No se pudo contactar al abogado de Hill en el caso penal ni a un portavoz de la Oficina del Fiscal de Distrito del Condado de San Bernardino para comentar sobre los detalles del acuerdo.
El oficial que agredió a Hill fue suspendido; El jefe de policía, Darren Goodman, dijo que sus acciones violaron la política del departamento.
“Durante más de un año me han retratado como un criminal que intentó quitarle el arma a un oficial, pero la verdad finalmente está saliendo a la luz”, dijo Hill. “El rechazo del jefe de estas acusaciones falsas y la admisión del jefe de que sus oficiales violaron las reglas prueba lo que he dicho desde el principio: yo fui la víctima ese día. Esto no es sólo una victoria para mí; es una victoria para la verdad”.
El 6 de junio de 2024, los agentes que investigaban un informe de una motocicleta robada encontraron a Hill en el estacionamiento de su lugar de trabajo, Kwik Stop Dairy en 133 E. 40th St.
La policía dijo, y Hill confirmó, que coincidía con la descripción del hombre que chocó la motocicleta. Pero en un video de una cámara policial colocada en el cuerpo, Hill negó haber robado la bicicleta y dijo que su bicicleta estaba en casa.
Advertencia: El vídeo contiene violencia y lenguaje grosero.
Las cámaras de la policía y el video de un transeúnte muestran a los oficiales intentando arrestar a Hill, quien pregunta repetidamente por qué. Cuando los agentes no responden, gira ligeramente el cuerpo y se agacha brevemente, lo que lleva a intentar esposarlo.
Un oficial intenta incapacitarlo con una pistola paralizante, que Hill parece agarrar.

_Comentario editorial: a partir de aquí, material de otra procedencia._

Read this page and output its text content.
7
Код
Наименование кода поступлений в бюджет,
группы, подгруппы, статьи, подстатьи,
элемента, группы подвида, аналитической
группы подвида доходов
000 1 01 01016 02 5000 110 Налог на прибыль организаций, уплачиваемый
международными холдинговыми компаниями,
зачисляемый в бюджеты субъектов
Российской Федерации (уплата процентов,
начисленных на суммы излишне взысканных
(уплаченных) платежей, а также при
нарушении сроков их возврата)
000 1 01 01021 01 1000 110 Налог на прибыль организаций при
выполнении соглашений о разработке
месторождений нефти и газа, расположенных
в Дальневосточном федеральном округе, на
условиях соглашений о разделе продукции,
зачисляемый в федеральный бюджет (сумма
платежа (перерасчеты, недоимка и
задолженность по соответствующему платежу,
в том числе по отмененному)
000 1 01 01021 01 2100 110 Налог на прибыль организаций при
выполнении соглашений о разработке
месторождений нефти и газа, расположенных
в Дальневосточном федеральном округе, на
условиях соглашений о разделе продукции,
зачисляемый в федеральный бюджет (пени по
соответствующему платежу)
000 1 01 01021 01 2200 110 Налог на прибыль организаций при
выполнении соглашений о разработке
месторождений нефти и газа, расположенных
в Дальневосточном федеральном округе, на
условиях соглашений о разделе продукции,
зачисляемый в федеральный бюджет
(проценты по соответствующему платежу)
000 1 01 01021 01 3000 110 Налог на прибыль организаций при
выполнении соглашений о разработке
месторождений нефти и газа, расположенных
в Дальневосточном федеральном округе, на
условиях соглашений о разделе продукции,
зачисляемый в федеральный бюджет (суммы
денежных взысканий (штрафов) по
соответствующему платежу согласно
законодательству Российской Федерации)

Hill dijo en la entrevista que lo dejó a un lado.
Luego, un oficial saca su porra y golpea repetidamente a Hill con un movimiento similar al de un bate de béisbol.

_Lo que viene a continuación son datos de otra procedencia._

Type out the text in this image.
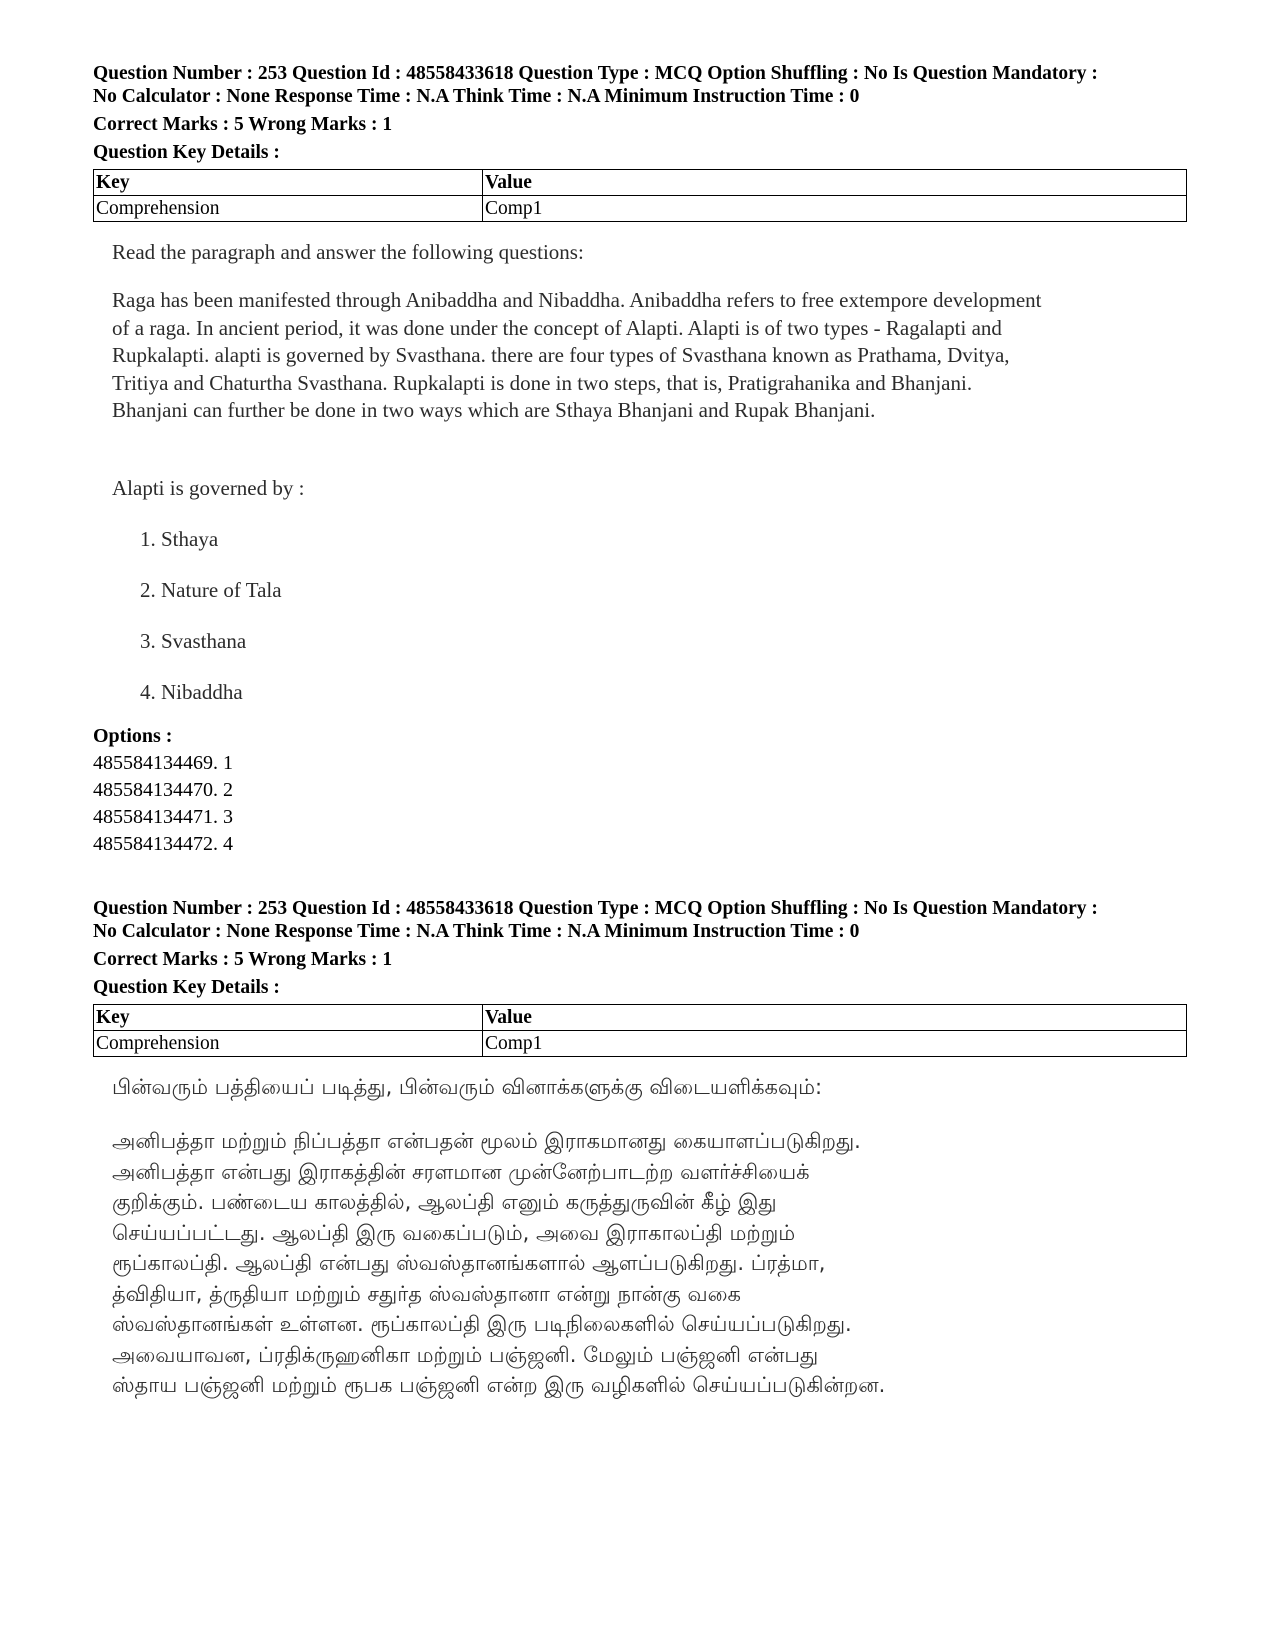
Question Number : 253 Question Id : 48558433618 Question Type : MCQ Option Shuffling : No Is Question Mandatory :
No Calculator : None Response Time : N.A Think Time : N.A Minimum Instruction Time : 0
Correct Marks : 5 Wrong Marks : 1
Question Key Details :
Key	Value
Comprehension	Comp1

Read the paragraph and answer the following questions:

Raga has been manifested through Anibaddha and Nibaddha. Anibaddha refers to free extempore development

of a raga. In ancient period, it was done under the concept of Alapti. Alapti is of two types - Ragalapti and

Rupkalapti. alapti is governed by Svasthana. there are four types of Svasthana known as Prathama, Dvitya,

Tritiya and Chaturtha Svasthana. Rupkalapti is done in two steps, that is, Pratigrahanika and Bhanjani.

Bhanjani can further be done in two ways which are Sthaya Bhanjani and Rupak Bhanjani.

Alapti is governed by :
1. Sthaya
2. Nature of Tala
3. Svasthana
4. Nibaddha
Options :
485584134469. 1
485584134470. 2
485584134471. 3
485584134472. 4
Question Number : 253 Question Id : 48558433618 Question Type : MCQ Option Shuffling : No Is Question Mandatory :
No Calculator : None Response Time : N.A Think Time : N.A Minimum Instruction Time : 0
Correct Marks : 5 Wrong Marks : 1
Question Key Details :
Key	Value
Comprehension	Comp1

பின்வரும் பத்தியைப் படித்து, பின்வரும் வினாக்களுக்கு விடையளிக்கவும்:

அனிபத்தா மற்றும் நிப்பத்தா என்பதன் மூலம் இராகமானது கையாளப்படுகிறது.

அனிபத்தா என்பது இராகத்தின் சரளமான முன்னேற்பாடற்ற வளர்ச்சியைக்

குறிக்கும். பண்டைய காலத்தில், ஆலப்தி எனும் கருத்துருவின் கீழ் இது

செய்யப்பட்டது. ஆலப்தி இரு வகைப்படும், அவை இராகாலப்தி மற்றும்

ரூப்காலப்தி. ஆலப்தி என்பது ஸ்வஸ்தானங்களால் ஆளப்படுகிறது. ப்ரத்மா,

த்விதியா, த்ருதியா மற்றும் சதுர்த ஸ்வஸ்தானா என்று நான்கு வகை

ஸ்வஸ்தானங்கள் உள்ளன. ரூப்காலப்தி இரு படிநிலைகளில் செய்யப்படுகிறது.

அவையாவன, ப்ரதிக்ருஹனிகா மற்றும் பஞ்ஜனி. மேலும் பஞ்ஜனி என்பது

ஸ்தாய பஞ்ஜனி மற்றும் ரூபக பஞ்ஜனி என்ற இரு வழிகளில் செய்யப்படுகின்றன.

“No estaba tratando de causar ningún problema”, dijo Hill en la entrevista. “Cuando empezaron a meterse conmigo, pensé: ‘¿Qué carajo?’ No podía creer que me golpeara así. Se podía oír cómo me rompían los huesos. Estaba bastante asustado por mi vida. Si me golpea en la cabeza, estoy acabado”.

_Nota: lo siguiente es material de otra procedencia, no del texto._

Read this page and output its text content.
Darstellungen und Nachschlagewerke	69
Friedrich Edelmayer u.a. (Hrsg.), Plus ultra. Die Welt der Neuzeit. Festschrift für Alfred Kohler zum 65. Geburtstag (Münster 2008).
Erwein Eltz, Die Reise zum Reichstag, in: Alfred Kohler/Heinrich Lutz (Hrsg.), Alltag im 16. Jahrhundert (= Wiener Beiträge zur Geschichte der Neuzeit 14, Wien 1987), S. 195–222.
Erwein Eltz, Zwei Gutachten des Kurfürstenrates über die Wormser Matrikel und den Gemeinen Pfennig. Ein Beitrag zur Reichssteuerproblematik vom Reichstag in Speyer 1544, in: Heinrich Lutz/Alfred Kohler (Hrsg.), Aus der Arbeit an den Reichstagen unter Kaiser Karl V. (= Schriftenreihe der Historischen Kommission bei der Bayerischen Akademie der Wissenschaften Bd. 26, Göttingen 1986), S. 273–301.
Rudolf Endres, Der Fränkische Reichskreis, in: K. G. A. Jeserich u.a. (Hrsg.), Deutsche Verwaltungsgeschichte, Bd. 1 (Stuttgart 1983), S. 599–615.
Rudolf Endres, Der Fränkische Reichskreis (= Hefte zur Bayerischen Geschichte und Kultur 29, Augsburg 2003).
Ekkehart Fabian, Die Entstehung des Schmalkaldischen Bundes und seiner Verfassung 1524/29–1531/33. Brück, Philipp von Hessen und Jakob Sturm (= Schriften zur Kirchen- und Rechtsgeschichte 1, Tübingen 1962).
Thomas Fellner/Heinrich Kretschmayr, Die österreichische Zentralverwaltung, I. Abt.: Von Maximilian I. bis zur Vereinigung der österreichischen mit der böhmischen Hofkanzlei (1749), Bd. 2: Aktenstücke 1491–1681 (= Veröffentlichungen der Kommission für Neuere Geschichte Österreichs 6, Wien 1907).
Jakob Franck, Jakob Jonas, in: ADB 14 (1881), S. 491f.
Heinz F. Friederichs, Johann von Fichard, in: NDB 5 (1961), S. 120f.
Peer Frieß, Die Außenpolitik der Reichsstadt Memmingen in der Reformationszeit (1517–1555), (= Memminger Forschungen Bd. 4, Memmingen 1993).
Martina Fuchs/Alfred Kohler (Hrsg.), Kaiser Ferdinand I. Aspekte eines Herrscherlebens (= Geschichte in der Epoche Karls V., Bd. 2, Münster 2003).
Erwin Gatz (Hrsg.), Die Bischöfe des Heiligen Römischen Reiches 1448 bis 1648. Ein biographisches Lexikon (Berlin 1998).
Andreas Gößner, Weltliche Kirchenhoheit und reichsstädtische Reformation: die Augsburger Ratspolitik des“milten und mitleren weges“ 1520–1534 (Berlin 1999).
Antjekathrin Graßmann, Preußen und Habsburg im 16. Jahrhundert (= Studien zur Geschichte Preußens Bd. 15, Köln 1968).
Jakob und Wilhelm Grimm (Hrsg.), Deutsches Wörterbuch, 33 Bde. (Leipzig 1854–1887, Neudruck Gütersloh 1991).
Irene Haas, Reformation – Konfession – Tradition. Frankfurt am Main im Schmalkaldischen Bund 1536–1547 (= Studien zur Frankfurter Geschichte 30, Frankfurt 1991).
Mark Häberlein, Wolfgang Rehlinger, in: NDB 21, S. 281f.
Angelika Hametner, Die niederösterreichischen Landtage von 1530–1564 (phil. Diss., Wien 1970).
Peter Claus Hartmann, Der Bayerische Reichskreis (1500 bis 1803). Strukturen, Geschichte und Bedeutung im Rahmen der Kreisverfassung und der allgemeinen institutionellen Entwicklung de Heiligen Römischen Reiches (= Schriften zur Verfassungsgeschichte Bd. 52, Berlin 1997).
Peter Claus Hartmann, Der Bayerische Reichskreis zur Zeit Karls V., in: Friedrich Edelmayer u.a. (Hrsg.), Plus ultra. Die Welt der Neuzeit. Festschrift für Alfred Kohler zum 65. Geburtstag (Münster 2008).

Hill dijo que dejó de intentar protegerse después de algunos golpes.
“Soy como una piñata”, dijo Hill.
Sin identificarlo, Goodman dijo que el oficial fue suspendido y regresó a sus funciones después de un entrenamiento adicional. El oficial también fue remitido al Comisión de Normas y Capacitación para Oficiales de Paz para una investigación. POST podría haber revocado o suspendido la certificación del oficial para trabajar en California, pero encontró que sus acciones no justificaban una acción disciplinaria por parte de esa agencia, dijo Goodman.
Hill ha presentado una demanda civil contra la ciudad de San Bernardino alegando fuerza excesiva y otras violaciones y busca una cantidad de dinero no especificada. La mediación del caso está programada para el 8 de diciembre, dijo el abogado civil de Hill, Dale K. Galipo.
La demanda nombra a tres oficiales entre los acusados. La demanda precedió una demanda de 5 millones de dólares contra la ciudad, un precursor de una demanda.
“Me complace ver que el jefe de policía, al revisar este video y otras pruebas relacionadas, determinó que estas porras violaban la política”, dijo Galipo en una entrevista. “Esperamos que esto envíe un mensaje a otros oficiales del departamento de que este tipo de comportamiento no será tolerado”.
En una respuesta presentada ante el tribunal, la ciudad negó las acusaciones.

Hill dijo que recibe apoyo de su esposa durante seis años, pero ahora tiene miedo cuando está cerca de la policía.
“Mi paranoia es de aproximadamente 10.000”, dijo Hill. “Ves a un oficial de policía y piensas: ‘Vámonos’. Por supuesto, no todos los policías son así. Fue mi primer encuentro con el Departamento de Policía de San Bernardino y fue un encuentro brutal”.